YDH- İsrail Savunma Bakanı Israel Katz, Gazze’de yeni bir askeri operasyon planlandığını duyurarak, İsrail işgal kuvvetlerini yer altı tünellerinin yok edilmesine hazırlanmaları için talimat verdi.
Katz, X platformunda yayımladığı açıklamada, “Esirlerin iade sürecinden sonra İsrail için en büyük meydan okuma, Gazze’deki tüm Hamas terör tünellerinin, doğrudan ordu tarafından ve ABD liderliğinde kurulacak uluslararası mekanizma aracılığıyla yok edilmesi olacaktır.” dedi.
Katz, tünellerin kaldırılmasının ateşkeste yer alan “Gazze’nin silahsızlandırılması ve Hamas’ın etkisiz hale getirilmesi” maddesinin uygulanması için gerekli olduğunu iddia etti. Ayrıca, “İsrail ordusuna görevi yerine getirecek şekilde hazırlanmaları için talimat verdiğini” ekledi.
Ancak gözlemciler, bu açıklamanın güvenlik bahanesi altında İsrail’in askeri kontrolünü genişletme girişimi olarak değerlendirildiği uyarısında bulundu. ABD, Mısır ve Katar aracılığıyla sağlanan mevcut ateşkes anlaşması, açıkça aşamalı bir süreci öngörüyor; bu süreçte yeniden yapılanma, insani erişim ve siyasi diyalog, herhangi bir silahsızlandırma görüşmesinden önce gelmek zorunda.
Analistler, artık İsrail kontrolünde olmayan bölgelerde tünellerin tek taraflı olarak yok edilmesinin ateşkesi ihlal edeceğini ve uluslararası hukuka aykırı olacağını belirtiyor.
Uzmanlar, yeniden operasyonların Gazze’deki yerinden edilmiş nüfusa yardım ulaştırılmasını tehlikeye atabileceğini ve ateşkes kapsamında öngörülen uluslararası denetim mekanizması henüz faaliyete geçmeden büyük çaplı çatışmaların yeniden başlaması riskini taşıdığını vurguladı.
Yer altı hayatta kalma ağı
Filistinli yorumcular, İsrail’in Gazze tünellerine takıntısının, uygulanabilir bir güvenlik planından çok, devam eden askeri işgal ve istihbarat eksikliklerini yansıttığını belirtiyor.
İsrailli yetkililer temmuz 2024’te, dokuz aylık savaşın ardından tünel ağını hâlâ tam olarak anlamadıklarını kabul etmiş; bir güvenlik kaynağı tünelleri “örümcek ağı” olarak tanımlamıştı. İsrail ordusunun tünelleri deniz suyu ile doldurma girişimi olan “Atlantis Projesi” ise amaçlarına ulaşamadığı için sonlandırılmıştı.
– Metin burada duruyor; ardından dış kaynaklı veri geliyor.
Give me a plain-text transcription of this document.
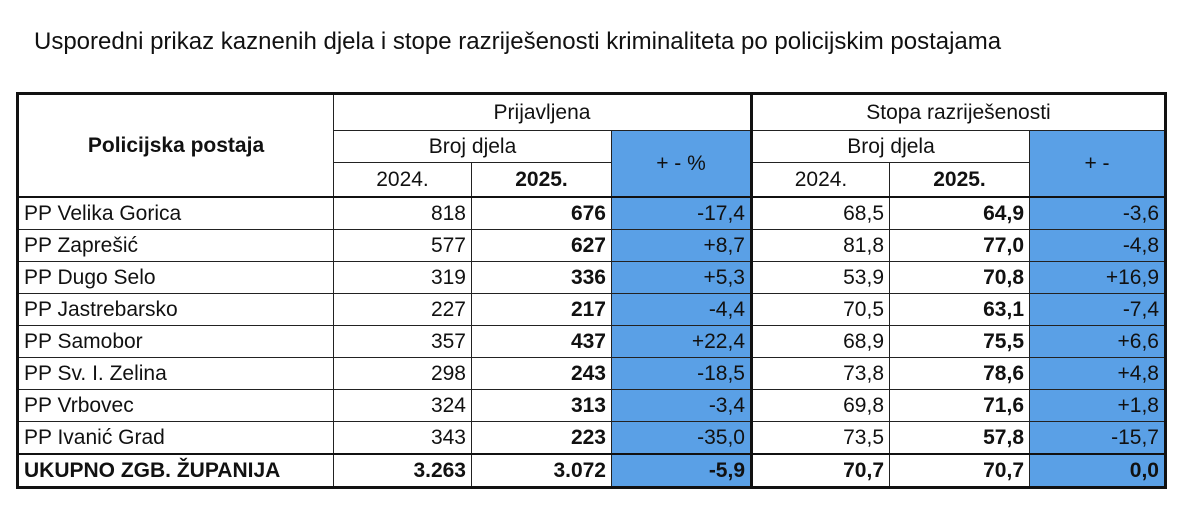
Usporedni prikaz kaznenih djela i stope razriješenosti kriminaliteta po policijskim postajama
Policijska postaja	Prijavljena			Stopa razriješenosti		
	Broj djela		+ - %	Broj djela		+ -
	2024.	2025.		2024.	2025.	
PP Velika Gorica	818	676	-17,4	68,5	64,9	-3,6
PP Zaprešić	577	627	+8,7	81,8	77,0	-4,8
PP Dugo Selo	319	336	+5,3	53,9	70,8	+16,9
PP Jastrebarsko	227	217	-4,4	70,5	63,1	-7,4
PP Samobor	357	437	+22,4	68,9	75,5	+6,6
PP Sv. I. Zelina	298	243	-18,5	73,8	78,6	+4,8
PP Vrbovec	324	313	-3,4	69,8	71,6	+1,8
PP Ivanić Grad	343	223	-35,0	73,5	57,8	-15,7
UKUPNO ZGB. ŽUPANIJA	3.263	3.072	-5,9	70,7	70,7	0,0
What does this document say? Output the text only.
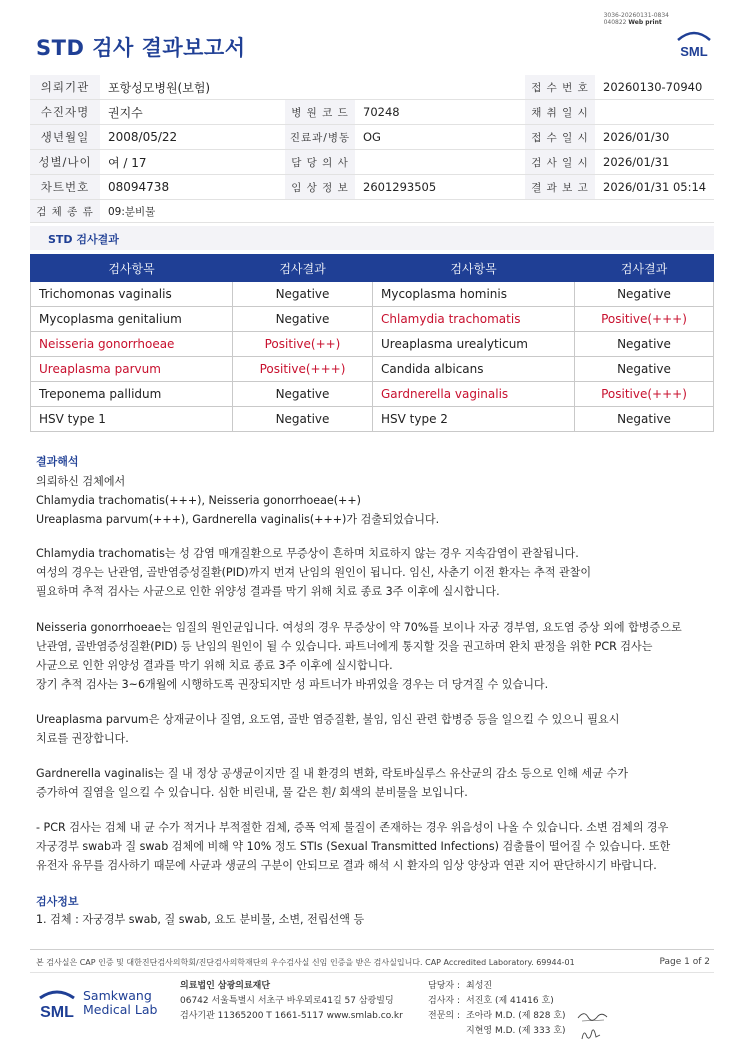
STD 검사 결과보고서
3036-20260131-0834
040822 Web print
SML
의뢰기관	포항성모병원(보험)			접 수 번 호	20260130-70940
수진자명	권지수	병 원 코 드	70248	채 취 일 시	
생년월일	2008/05/22	진료과/병동	OG	접 수 일 시	2026/01/30
성별/나이	여 / 17	담 당 의 사		검 사 일 시	2026/01/31
차트번호	08094738	임 상 정 보	2601293505	결 과 보 고	2026/01/31 05:14
검 체 종 류	09:분비물				
STD 검사결과
검사항목	검사결과	검사항목	검사결과
Trichomonas vaginalis	Negative	Mycoplasma hominis	Negative
Mycoplasma genitalium	Negative	Chlamydia trachomatis	Positive(+++)
Neisseria gonorrhoeae	Positive(++)	Ureaplasma urealyticum	Negative
Ureaplasma parvum	Positive(+++)	Candida albicans	Negative
Treponema pallidum	Negative	Gardnerella vaginalis	Positive(+++)
HSV type 1	Negative	HSV type 2	Negative
결과해석
의뢰하신 검체에서
Chlamydia trachomatis(+++), Neisseria gonorrhoeae(++)
Ureaplasma parvum(+++), Gardnerella vaginalis(+++)가 검출되었습니다.
Chlamydia trachomatis는 성 감염 매개질환으로 무증상이 흔하며 치료하지 않는 경우 지속감염이 관찰됩니다.
여성의 경우는 난관염, 골반염증성질환(PID)까지 번져 난임의 원인이 됩니다. 임신, 사춘기 이전 환자는 추적 관찰이
필요하며 추적 검사는 사균으로 인한 위양성 결과를 막기 위해 치료 종료 3주 이후에 실시합니다.
Neisseria gonorrhoeae는 임질의 원인균입니다. 여성의 경우 무증상이 약 70%를 보이나 자궁 경부염, 요도염 증상 외에 합병증으로
난관염, 골반염증성질환(PID) 등 난임의 원인이 될 수 있습니다. 파트너에게 통지할 것을 권고하며 완치 판정을 위한 PCR 검사는
사균으로 인한 위양성 결과를 막기 위해 치료 종료 3주 이후에 실시합니다.
장기 추적 검사는 3~6개월에 시행하도록 권장되지만 성 파트너가 바뀌었을 경우는 더 당겨질 수 있습니다.
Ureaplasma parvum은 상재균이나 질염, 요도염, 골반 염증질환, 불임, 임신 관련 합병증 등을 일으킬 수 있으니 필요시
치료를 권장합니다.
Gardnerella vaginalis는 질 내 정상 공생균이지만 질 내 환경의 변화, 락토바실루스 유산균의 감소 등으로 인해 세균 수가
증가하여 질염을 일으킬 수 있습니다. 심한 비린내, 물 같은 흰/ 회색의 분비물을 보입니다.
- PCR 검사는 검체 내 균 수가 적거나 부적절한 검체, 증폭 억제 물질이 존재하는 경우 위음성이 나올 수 있습니다. 소변 검체의 경우
자궁경부 swab과 질 swab 검체에 비해 약 10% 정도 STIs (Sexual Transmitted Infections) 검출률이 떨어질 수 있습니다. 또한
유전자 유무를 검사하기 때문에 사균과 생균의 구분이 안되므로 결과 해석 시 환자의 임상 양상과 연관 지어 판단하시기 바랍니다.
검사정보
1. 검체 : 자궁경부 swab, 질 swab, 요도 분비물, 소변, 전립선액 등
본 검사실은 CAP 인증 및 대한진단검사의학회/진단검사의학재단의 우수검사실 신임 인증을 받은 검사실입니다. CAP Accredited Laboratory. 69944-01	Page 1 of 2
SML
Samkwang
Medical Lab
의료법인 삼광의료재단
06742 서울특별시 서초구 바우뫼로41길 57 삼광빌딩
검사기관 11365200 T 1661-5117 www.smlab.co.kr
담당자 : 최성진
검사자 : 서진호 (제 41416 호)
전문의 : 조아라 M.D. (제 828 호)
지현영 M.D. (제 333 호)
Ekim 2024’te Washington Post tarafından yapılan bir araştırma, direnişin tünellerinin “Gazze metrosu” olarak adlandırıldığını ve bunların sadece askeri bir araç değil, aynı zamanda yıllarca süren abluka ve bombardıman altında yaşayan kuşatma altındaki nüfus için bir hayatta kalma yöntemi olduğunu yazdı.
Araştırma, tünellerin yiyecek, ilaç ve malzeme taşınmasını sağladığını, İsrail’in bombardımanları sırasında hem savaşçılar hem siviller için sığınak işlevi gördüğünü belirtti.
Silahlı egemenlik
Hamas ve Filistin İslam Cihad Hareketi gibi Filistin direniş grupları, işgal altında silahsızlanmanın mümkün olmadığını savunuyor; kendi direniş haklarının, egemenlik ve kendi kaderini tayin hakkı sağlanana kadar uluslararası hukuk kapsamında korunduğunu vurguluyor.
Hamas liderleri, silah bırakmalarını gerektiren planları reddederek, bu taleplerin tek taraflı ve gerçek dışı olduğunu ifade ediyor; özellikle İsrail’in devam eden askeri varlığı ve ateşkes ihlalleri göz önüne alındığında.
Yeniden yapılanma süreci duraklamış ve hâlâ yaklaşık iki milyon kişi yerinden edilmiş durumda iken, İsrail’in son açıklaması ateşkesin yeniden saldırıya dönüşebileceği endişelerini artırıyor.
Hamas, Şarm eş-Şeyh barış zirvesine katılmayacağını da doğruladı; toplantıyı sembolik olarak nitelendirerek, anlamlı müzakerelerin işgal ve ablukanın temel nedenlerini ele alması gerektiğini belirtti.